The disassembler indicates when the status bit is set by adding an S after the instruction type (e.g. ADD S R0, R1, R2), and indicates when a non-shift data-processing register instruction has a shift by appending LL/LR/AR/RR alongside the shift amount at the very end of the instruction. Make sure to take all of this into account when analyzing the output.

The disassembler is designed to print instructions that follow the specifications. It prints question marks if no valid interpretation is possible.

You are responsible for creating test cases to ensure compliance with the assignment specification.

The disassembler can be run using:
rars ARMDisassembler.s pa out.bin

To view the bytecode contents of the generated out.bin files in a terminal, use the following command:
hexdump out.bin

Not all immediate values can be represented in a single data-processing immediate instruction. Some valid values can be found here.
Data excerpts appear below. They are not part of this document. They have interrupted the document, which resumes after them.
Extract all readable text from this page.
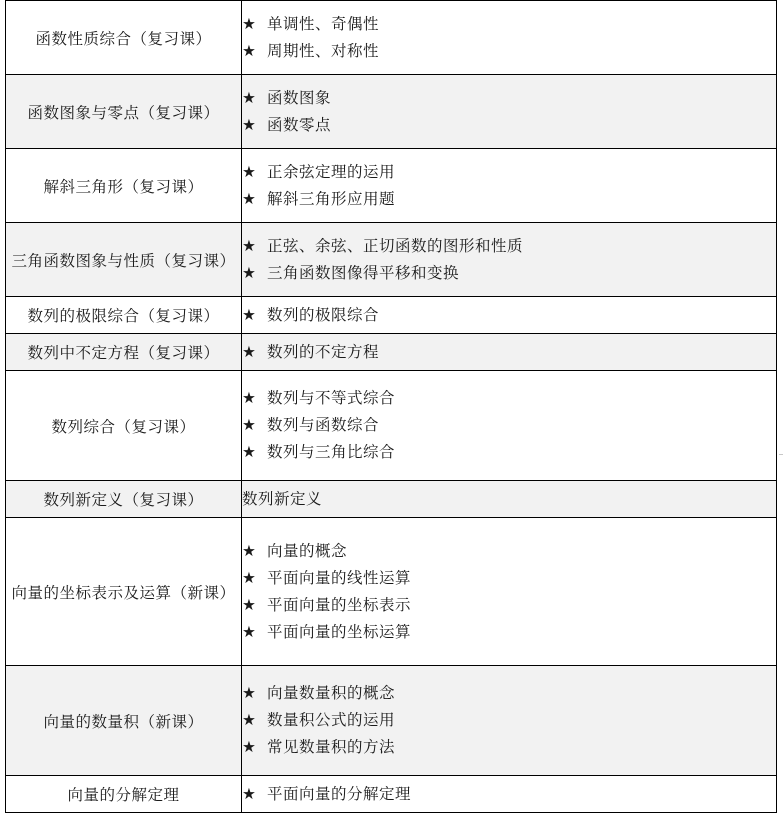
函数性质综合（复习课）	★ 单调性、奇偶性
★ 周期性、对称性

函数图象与零点（复习课）	★ 函数图象
★ 函数零点

解斜三角形（复习课）	★ 正余弦定理的运用
★ 解斜三角形应用题

三角函数图象与性质（复习课）	★ 正弦、余弦、正切函数的图形和性质
★ 三角函数图像得平移和变换

数列的极限综合（复习课）	★ 数列的极限综合

数列中不定方程（复习课）	★ 数列的不定方程

数列综合（复习课）	★ 数列与不等式综合
★ 数列与函数综合
★ 数列与三角比综合

数列新定义（复习课）	数列新定义

向量的坐标表示及运算（新课）	★ 向量的概念
★ 平面向量的线性运算
★ 平面向量的坐标表示
★ 平面向量的坐标运算

向量的数量积（新课）	★ 向量数量积的概念
★ 数量积公式的运用
★ 常见数量积的方法

向量的分解定理	★ 平面向量的分解定理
Here are some test cases you can use to test your program:

RISC-V ProgramRISC-V BinaryARM BinaryARM Text Representation
ITypes.s ITypes.bin ITypes.out ITypes.txt
RTypes.s RTypes.bin RTypes.out RTypes.txt
randomCalculation.s randomCalculation.bin randomCalculation.out randomCalculation.txt

Check My Lab

Link to CheckMyLab

This lab is supported in CheckMyLab. To get started, navigate to the ARM-ALU lab in CheckMyLab found in the dashboard. From there, students can upload test cases in the My test cases table. Test cases are RISC-V binary files, generated as described in the Testing section. Additionally, students can upload their arm_alu.s file in the My solutions table, which will then be tested against all other valid test cases.

Resources

More information about ARM instruction set encoding can be found here.
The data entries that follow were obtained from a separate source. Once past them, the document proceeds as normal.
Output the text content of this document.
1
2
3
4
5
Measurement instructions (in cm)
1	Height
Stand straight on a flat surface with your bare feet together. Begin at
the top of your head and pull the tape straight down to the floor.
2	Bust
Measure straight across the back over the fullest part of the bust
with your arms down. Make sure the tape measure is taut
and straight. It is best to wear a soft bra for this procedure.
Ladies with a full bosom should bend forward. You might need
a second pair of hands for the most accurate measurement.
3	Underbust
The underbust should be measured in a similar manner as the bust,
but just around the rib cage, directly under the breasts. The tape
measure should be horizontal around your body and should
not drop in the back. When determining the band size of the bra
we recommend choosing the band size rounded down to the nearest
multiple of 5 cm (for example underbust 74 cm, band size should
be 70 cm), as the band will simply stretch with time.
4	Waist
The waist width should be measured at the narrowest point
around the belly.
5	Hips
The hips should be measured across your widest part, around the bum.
A PDF version of the GIF embedded in this page can be found here here.

Slides can be found here as a PDF and here as a PPTX.

Marking Guide

Assignments too short to be adequately judged for code quality will be given a zero. Register translation is vital for all instructions. Therefore it is difficult for a binary translator that does not do correct register translation to pass ANY of the grading test cases. Please, ensure proper register translation according to the table above.
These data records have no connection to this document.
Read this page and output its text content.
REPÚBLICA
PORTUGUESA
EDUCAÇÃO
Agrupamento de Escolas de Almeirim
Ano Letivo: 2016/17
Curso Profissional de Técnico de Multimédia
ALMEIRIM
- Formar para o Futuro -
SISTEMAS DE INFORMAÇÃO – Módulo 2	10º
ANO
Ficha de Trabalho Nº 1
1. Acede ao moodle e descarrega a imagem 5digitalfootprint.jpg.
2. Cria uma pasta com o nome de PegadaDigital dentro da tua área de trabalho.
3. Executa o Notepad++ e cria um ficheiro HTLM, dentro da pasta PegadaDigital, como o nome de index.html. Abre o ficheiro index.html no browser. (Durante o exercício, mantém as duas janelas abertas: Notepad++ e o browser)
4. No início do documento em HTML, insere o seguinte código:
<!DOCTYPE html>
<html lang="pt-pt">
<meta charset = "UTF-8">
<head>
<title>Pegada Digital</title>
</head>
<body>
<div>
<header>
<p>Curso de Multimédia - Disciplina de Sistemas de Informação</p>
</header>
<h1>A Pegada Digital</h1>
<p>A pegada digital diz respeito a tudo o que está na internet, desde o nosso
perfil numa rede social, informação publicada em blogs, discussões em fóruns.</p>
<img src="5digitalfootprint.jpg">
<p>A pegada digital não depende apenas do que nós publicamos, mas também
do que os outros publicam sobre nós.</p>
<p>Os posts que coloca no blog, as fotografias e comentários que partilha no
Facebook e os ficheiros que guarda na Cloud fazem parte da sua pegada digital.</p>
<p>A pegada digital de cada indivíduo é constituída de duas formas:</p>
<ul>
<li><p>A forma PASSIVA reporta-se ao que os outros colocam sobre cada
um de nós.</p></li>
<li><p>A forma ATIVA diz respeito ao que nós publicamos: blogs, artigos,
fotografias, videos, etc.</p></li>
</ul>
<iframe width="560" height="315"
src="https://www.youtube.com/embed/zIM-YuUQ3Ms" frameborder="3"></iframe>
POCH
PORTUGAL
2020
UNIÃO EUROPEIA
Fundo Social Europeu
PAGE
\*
A copy of the marksheet to be used can be found here. For the instruction translations, an incomplete set of translated instructions can still earn part marks.

Submission

There is a single file to be submitted for this lab. The file name should be arm_alu.s and it should contain only the code for the functions specified above. Make sure to not include a main function in your solution. Do not remove .include "common.s" from the top of your solution. To submit, keep the arm_alu.s file in the Code directory of your submission repo, where the latest commit from the master branch will be marked. Your solution also MUST include the CMPUT 229 Student Submission License at the top of the file containing your solution and you must include your name in the appropriate place in the license text.